There has been a continuing rumble in the press about the BBC hoodwinking us viewers in various ways; whether it's phone-ins, documentary editing or Alan Yentob pretending to interview people. But there is one programme which seems to be getting away with murder. I am speaking of the Domestic Goddess herself Nigella Lawson. Not only has she brought us a new series which seems to consist of her 'cooking' dishes like scrambled eggs and taking other food out of packets but we are asked to swallow this all down with a load of hokum which is supposed to represent a day in the life of Ms Lawson.
Are we expected to take seriously the idea that she is often to be caught slurping her breakfast smoothie (a strange concoction of frozen banana, coffee powder and chocolate) on the number 49 bus. I could be wrong, and it may just be the fact that she's independently wealthy and in a relationship with a millionaire, but she doesn't look like the public transport type to me. Last night we had her doing the ironing in order to avoid finishing the 'work' that was approaching its deadline. Just looking at the way she handled the iron made me worry for the designer top she was 'ironing'. Best of all though was the friend who called up distraught after boyfriend trouble and was invited round to Nigella's for some chocolate cookies.
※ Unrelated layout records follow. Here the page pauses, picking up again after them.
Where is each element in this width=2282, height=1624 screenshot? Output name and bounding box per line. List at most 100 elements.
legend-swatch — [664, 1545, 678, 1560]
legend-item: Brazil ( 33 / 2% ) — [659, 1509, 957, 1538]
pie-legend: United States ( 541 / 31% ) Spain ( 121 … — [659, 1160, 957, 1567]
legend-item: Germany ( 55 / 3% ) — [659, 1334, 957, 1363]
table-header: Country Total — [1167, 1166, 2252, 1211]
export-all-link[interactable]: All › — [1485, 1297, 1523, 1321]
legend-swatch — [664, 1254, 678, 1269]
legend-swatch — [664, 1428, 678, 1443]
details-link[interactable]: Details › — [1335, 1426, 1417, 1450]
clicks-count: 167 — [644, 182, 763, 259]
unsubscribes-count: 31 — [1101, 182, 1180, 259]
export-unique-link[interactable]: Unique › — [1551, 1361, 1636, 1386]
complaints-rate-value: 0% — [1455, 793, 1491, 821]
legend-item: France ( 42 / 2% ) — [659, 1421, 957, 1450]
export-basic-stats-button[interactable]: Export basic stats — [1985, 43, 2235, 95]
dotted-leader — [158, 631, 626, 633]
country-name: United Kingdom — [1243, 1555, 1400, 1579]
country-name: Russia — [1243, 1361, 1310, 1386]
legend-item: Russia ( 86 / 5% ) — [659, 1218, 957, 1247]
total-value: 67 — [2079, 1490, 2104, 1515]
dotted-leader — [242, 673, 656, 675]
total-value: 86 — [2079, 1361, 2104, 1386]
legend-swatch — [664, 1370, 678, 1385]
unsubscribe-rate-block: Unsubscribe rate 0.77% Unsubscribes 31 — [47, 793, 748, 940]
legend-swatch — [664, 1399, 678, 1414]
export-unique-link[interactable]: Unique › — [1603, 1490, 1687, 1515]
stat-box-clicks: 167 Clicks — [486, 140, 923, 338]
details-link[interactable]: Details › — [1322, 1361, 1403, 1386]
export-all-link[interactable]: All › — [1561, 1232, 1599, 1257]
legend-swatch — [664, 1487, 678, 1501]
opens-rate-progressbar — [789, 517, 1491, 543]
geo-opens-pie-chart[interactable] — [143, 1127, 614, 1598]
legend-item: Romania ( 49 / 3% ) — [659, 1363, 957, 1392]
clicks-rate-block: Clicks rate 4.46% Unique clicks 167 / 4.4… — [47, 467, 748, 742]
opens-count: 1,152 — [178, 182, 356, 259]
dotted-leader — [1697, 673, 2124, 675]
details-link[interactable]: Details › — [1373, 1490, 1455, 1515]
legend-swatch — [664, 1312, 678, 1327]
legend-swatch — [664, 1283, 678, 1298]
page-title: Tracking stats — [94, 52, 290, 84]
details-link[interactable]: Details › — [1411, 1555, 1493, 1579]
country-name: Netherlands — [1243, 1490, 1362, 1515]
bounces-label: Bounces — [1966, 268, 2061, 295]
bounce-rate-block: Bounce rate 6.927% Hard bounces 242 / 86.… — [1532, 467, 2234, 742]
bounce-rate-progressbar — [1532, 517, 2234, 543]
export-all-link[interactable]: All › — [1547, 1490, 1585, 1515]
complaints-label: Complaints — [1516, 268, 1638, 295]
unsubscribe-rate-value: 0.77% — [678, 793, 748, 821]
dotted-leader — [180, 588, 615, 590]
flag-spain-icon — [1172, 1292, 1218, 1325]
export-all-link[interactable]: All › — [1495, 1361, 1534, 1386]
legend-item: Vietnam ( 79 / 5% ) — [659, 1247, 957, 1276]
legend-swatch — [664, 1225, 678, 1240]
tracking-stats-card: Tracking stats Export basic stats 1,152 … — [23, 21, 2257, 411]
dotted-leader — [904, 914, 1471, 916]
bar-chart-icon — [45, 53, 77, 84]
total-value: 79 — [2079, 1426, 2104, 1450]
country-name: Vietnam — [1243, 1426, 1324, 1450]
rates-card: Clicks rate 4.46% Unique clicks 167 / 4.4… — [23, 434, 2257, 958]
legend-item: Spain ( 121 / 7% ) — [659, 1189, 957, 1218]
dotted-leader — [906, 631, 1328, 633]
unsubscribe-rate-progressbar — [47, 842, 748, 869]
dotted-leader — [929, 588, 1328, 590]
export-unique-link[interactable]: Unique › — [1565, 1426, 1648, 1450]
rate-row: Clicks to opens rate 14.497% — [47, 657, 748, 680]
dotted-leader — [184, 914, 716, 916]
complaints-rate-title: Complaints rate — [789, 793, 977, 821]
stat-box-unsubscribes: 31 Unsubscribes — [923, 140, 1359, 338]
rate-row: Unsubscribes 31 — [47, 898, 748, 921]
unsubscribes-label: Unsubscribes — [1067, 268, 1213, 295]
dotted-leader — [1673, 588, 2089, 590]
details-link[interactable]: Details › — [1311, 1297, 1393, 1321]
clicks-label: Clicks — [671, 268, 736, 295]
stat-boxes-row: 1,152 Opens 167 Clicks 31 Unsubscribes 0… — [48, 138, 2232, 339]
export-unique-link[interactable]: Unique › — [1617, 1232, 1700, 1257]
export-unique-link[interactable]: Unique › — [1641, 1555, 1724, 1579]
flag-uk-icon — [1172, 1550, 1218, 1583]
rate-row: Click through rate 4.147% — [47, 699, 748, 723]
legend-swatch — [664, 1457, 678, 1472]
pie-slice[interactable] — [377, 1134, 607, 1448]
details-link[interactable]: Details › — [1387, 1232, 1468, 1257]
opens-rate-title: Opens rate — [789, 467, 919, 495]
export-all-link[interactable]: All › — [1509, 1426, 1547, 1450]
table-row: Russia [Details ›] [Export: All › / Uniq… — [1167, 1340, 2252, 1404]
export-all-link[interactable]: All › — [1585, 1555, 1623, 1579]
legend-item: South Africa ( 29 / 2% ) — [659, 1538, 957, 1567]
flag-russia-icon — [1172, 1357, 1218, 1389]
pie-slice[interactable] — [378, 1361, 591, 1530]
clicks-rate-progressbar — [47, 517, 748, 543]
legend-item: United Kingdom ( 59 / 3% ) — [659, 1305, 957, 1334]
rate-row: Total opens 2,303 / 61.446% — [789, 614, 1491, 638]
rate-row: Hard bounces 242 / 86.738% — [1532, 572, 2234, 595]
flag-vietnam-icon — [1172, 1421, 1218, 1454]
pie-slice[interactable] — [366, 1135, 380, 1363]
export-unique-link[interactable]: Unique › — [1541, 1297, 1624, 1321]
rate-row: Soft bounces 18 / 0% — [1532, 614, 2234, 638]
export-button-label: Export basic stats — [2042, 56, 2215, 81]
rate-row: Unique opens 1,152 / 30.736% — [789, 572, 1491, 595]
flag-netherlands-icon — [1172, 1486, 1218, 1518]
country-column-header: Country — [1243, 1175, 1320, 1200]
After they were made we saw her friend with 'tears' in her eyes declaring that Nigella was 'right, he's not good for me, but these are' as she reached for another cookie. Dear god, who was she, and how much was she being paid to provide this reality/insight/weirdness to the programme?
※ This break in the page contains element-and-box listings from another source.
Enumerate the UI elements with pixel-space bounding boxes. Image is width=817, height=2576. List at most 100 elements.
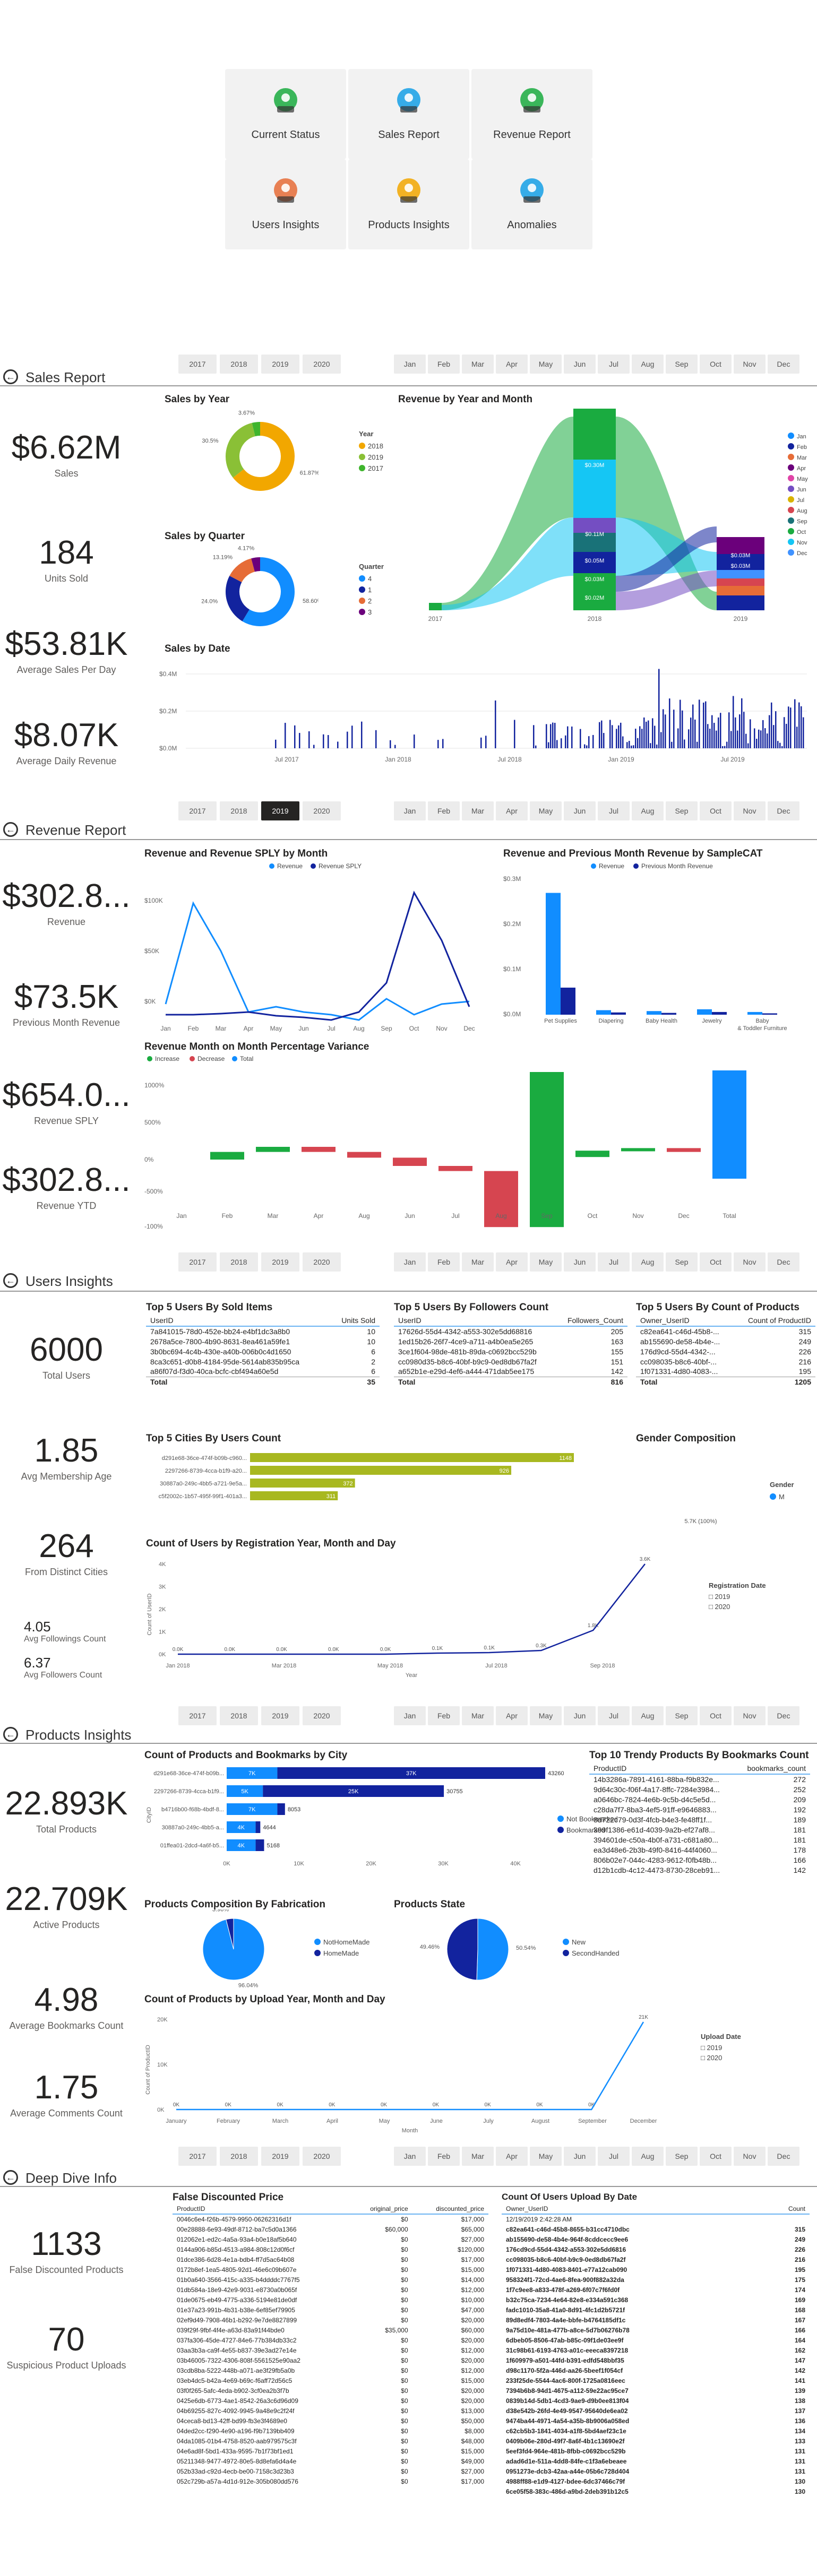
table-row[interactable]: 03aa3b3a-ca9f-4e55-b837-39e3ad27e14e $0 $1…	[173, 2345, 488, 2355]
waterfall-bar[interactable]	[393, 1157, 427, 1166]
table-row[interactable]: d98c1170-5f2a-446d-aa26-5beef1f054cf 142	[502, 2365, 810, 2375]
slicer-option-2019[interactable]: □ 2019	[701, 2044, 741, 2052]
sales-date-bar[interactable]	[584, 744, 586, 748]
sales-date-bar[interactable]	[790, 707, 792, 748]
revenue-bar[interactable]	[647, 1011, 661, 1015]
sales-date-bar[interactable]	[480, 737, 482, 748]
table-row[interactable]: 3ce1f604-98de-481b-89da-c0692bcc529b 155	[394, 1346, 627, 1356]
table-row[interactable]: 04b69255-827c-4092-9945-9a48e9c2f24f $0 $1…	[173, 2406, 488, 2416]
donut-slice-3[interactable]	[251, 557, 261, 572]
nav-tile-revenue-report[interactable]: Revenue Report	[471, 69, 592, 159]
sales-date-bar[interactable]	[485, 736, 487, 748]
sales-date-bar[interactable]	[741, 698, 743, 748]
ribbon-column-segment[interactable]	[573, 552, 616, 573]
sales-date-bar[interactable]	[716, 730, 717, 748]
table-row[interactable]: b32c75ca-7234-4e64-82e8-e334a591c368 169	[502, 2295, 810, 2305]
year-slicer-2017[interactable]: 2017	[178, 2147, 217, 2166]
back-arrow-icon[interactable]: ←	[3, 1273, 18, 1288]
sales-date-bar[interactable]	[767, 733, 768, 748]
registration-date-slicer[interactable]: Registration Date □ 2019 □ 2020	[709, 1581, 766, 1613]
sales-date-bar[interactable]	[351, 725, 353, 748]
month-slicer-may[interactable]: May	[530, 801, 562, 820]
sales-date-bar[interactable]	[323, 734, 324, 748]
column-header[interactable]: Owner_UserID	[502, 2204, 760, 2215]
month-slicer-aug[interactable]: Aug	[632, 1706, 664, 1725]
donut-slice-2019[interactable]	[226, 422, 256, 478]
sales-date-bar[interactable]	[565, 735, 566, 748]
month-slicer-may[interactable]: May	[530, 355, 562, 374]
sales-date-bar[interactable]	[654, 725, 656, 748]
sales-date-bar[interactable]	[733, 696, 734, 748]
month-slicer-nov[interactable]: Nov	[734, 355, 766, 374]
year-slicer-2019[interactable]: 2019	[261, 2147, 299, 2166]
month-slicer-may[interactable]: May	[530, 1252, 562, 1272]
sales-date-bar[interactable]	[728, 712, 730, 748]
waterfall-bar[interactable]	[667, 1148, 701, 1152]
waterfall-bar[interactable]	[575, 1151, 609, 1157]
revenue-bar[interactable]	[546, 893, 561, 1015]
table-row[interactable]: 1f071331-4d80-4083-... 195	[636, 1367, 815, 1377]
waterfall-bar[interactable]	[712, 1070, 746, 1179]
table-row[interactable]: 02ef9d49-7908-46b1-b292-9e7de8827899 $0 $2…	[173, 2315, 488, 2325]
bookmarked-bar[interactable]	[263, 1785, 444, 1797]
waterfall-bar[interactable]	[256, 1147, 290, 1152]
variance-waterfall-chart[interactable]: Increase Decrease Total 1000% 500% 0% -500% -10…	[144, 1053, 816, 1234]
upload-line-chart[interactable]: 20K 10K 0K Count of ProductID Month January Fe…	[144, 2006, 686, 2133]
column-header[interactable]: original_price	[350, 2204, 412, 2215]
table-row[interactable]: 04ceca8-bd13-42ff-bd99-fb3e3f4689e0 $0 $50…	[173, 2416, 488, 2426]
ribbon-column-segment[interactable]	[429, 603, 442, 610]
slicer-option-2019[interactable]: □ 2019	[709, 1593, 766, 1601]
year-slicer-2019[interactable]: 2019	[261, 1252, 299, 1272]
bookmarked-bar[interactable]	[255, 1821, 261, 1833]
sales-date-bar[interactable]	[567, 726, 569, 748]
ribbon-column-segment[interactable]	[717, 570, 764, 578]
month-slicer-jun[interactable]: Jun	[564, 1706, 596, 1725]
month-slicer-feb[interactable]: Feb	[428, 355, 460, 374]
sales-date-bar[interactable]	[758, 729, 760, 748]
sales-date-bar[interactable]	[771, 702, 772, 748]
ribbon-column-segment[interactable]	[717, 595, 764, 610]
sales-date-bar[interactable]	[720, 713, 721, 748]
sales-date-bar[interactable]	[781, 746, 783, 748]
ribbon-band[interactable]	[442, 417, 573, 610]
month-slicer-jun[interactable]: Jun	[564, 2147, 596, 2166]
table-row[interactable]: 00e28888-6e93-49df-8712-ba7c5d0a1366 $60,…	[173, 2224, 488, 2234]
slicer-option-2020[interactable]: □ 2020	[701, 2054, 741, 2062]
not-bookmarked-bar[interactable]	[227, 1821, 256, 1833]
table-row[interactable]: 01b0a640-3566-415c-a335-b4ddddc7767f5 $0 $…	[173, 2275, 488, 2285]
bookmarked-bar[interactable]	[277, 1767, 545, 1779]
month-slicer-apr[interactable]: Apr	[496, 1252, 528, 1272]
sales-date-bar[interactable]	[722, 746, 724, 748]
sales-by-year-donut[interactable]: 61.87% 30.5% 3.67%	[202, 409, 319, 504]
ribbon-column-segment[interactable]	[717, 578, 764, 586]
column-header[interactable]: Units Sold	[330, 1315, 380, 1327]
table-row[interactable]: 01de0675-eb49-4775-a336-5194e81de0df $0 $1…	[173, 2295, 488, 2305]
top-cities-bar-chart[interactable]: d291e68-36ce-474f-b09b-c960... 1148 229726…	[146, 1449, 603, 1507]
table-row[interactable]: 012062e1-ed2c-4a5a-93a4-b0e18af5b640 $0 $2…	[173, 2234, 488, 2244]
month-slicer-dec[interactable]: Dec	[768, 801, 799, 820]
month-slicer-sep[interactable]: Sep	[666, 1706, 698, 1725]
table-row[interactable]: 04e6ad8f-5bd1-433a-9595-7b1f73bf1ed1 $0 $1…	[173, 2446, 488, 2456]
date-group-row[interactable]: 12/19/2019 2:42:28 AM	[502, 2214, 810, 2224]
month-slicer-nov[interactable]: Nov	[734, 2147, 766, 2166]
year-slicer-2018[interactable]: 2018	[220, 355, 258, 374]
sales-date-bar[interactable]	[633, 745, 634, 748]
month-slicer-oct[interactable]: Oct	[700, 2147, 732, 2166]
year-slicer-2017[interactable]: 2017	[178, 355, 217, 374]
table-row[interactable]: 233f25de-5544-4ac6-800f-1725a0816eec 141	[502, 2375, 810, 2385]
sales-date-bar[interactable]	[514, 720, 515, 748]
table-row[interactable]: 0172b8ef-1ea5-4805-92d1-46e6c09b607e $0 $1…	[173, 2264, 488, 2275]
table-row[interactable]: a652b1e-e29d-4ef6-a444-471dab5ee175 142	[394, 1367, 627, 1377]
donut-slice-2[interactable]	[229, 558, 255, 583]
month-slicer-feb[interactable]: Feb	[428, 801, 460, 820]
sales-date-bar[interactable]	[671, 741, 673, 748]
sales-date-bar[interactable]	[495, 700, 496, 748]
month-slicer-aug[interactable]: Aug	[632, 355, 664, 374]
month-slicer-jul[interactable]: Jul	[598, 1706, 630, 1725]
sales-date-bar[interactable]	[442, 739, 444, 748]
sales-date-bar[interactable]	[620, 722, 622, 748]
sales-date-bar[interactable]	[680, 699, 681, 748]
nav-tile-sales-report[interactable]: Sales Report	[348, 69, 469, 159]
year-slicer-2017[interactable]: 2017	[178, 1706, 217, 1725]
table-row[interactable]: 1f071331-4d80-4083-8401-e77a12cab090 195	[502, 2264, 810, 2275]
Nigella needs to realise that what we like about her recipes are the frightfully middle class ingredients she unearths for us, I love her simply for introducing the ras-el-hanout spice blend into my kitchen. I don't need to see her being 'real', if I want to chuck something together I'll watch Jamie lisping all over the place, and if she continues to embarrass her daughter on TV every week I'll be on to social services.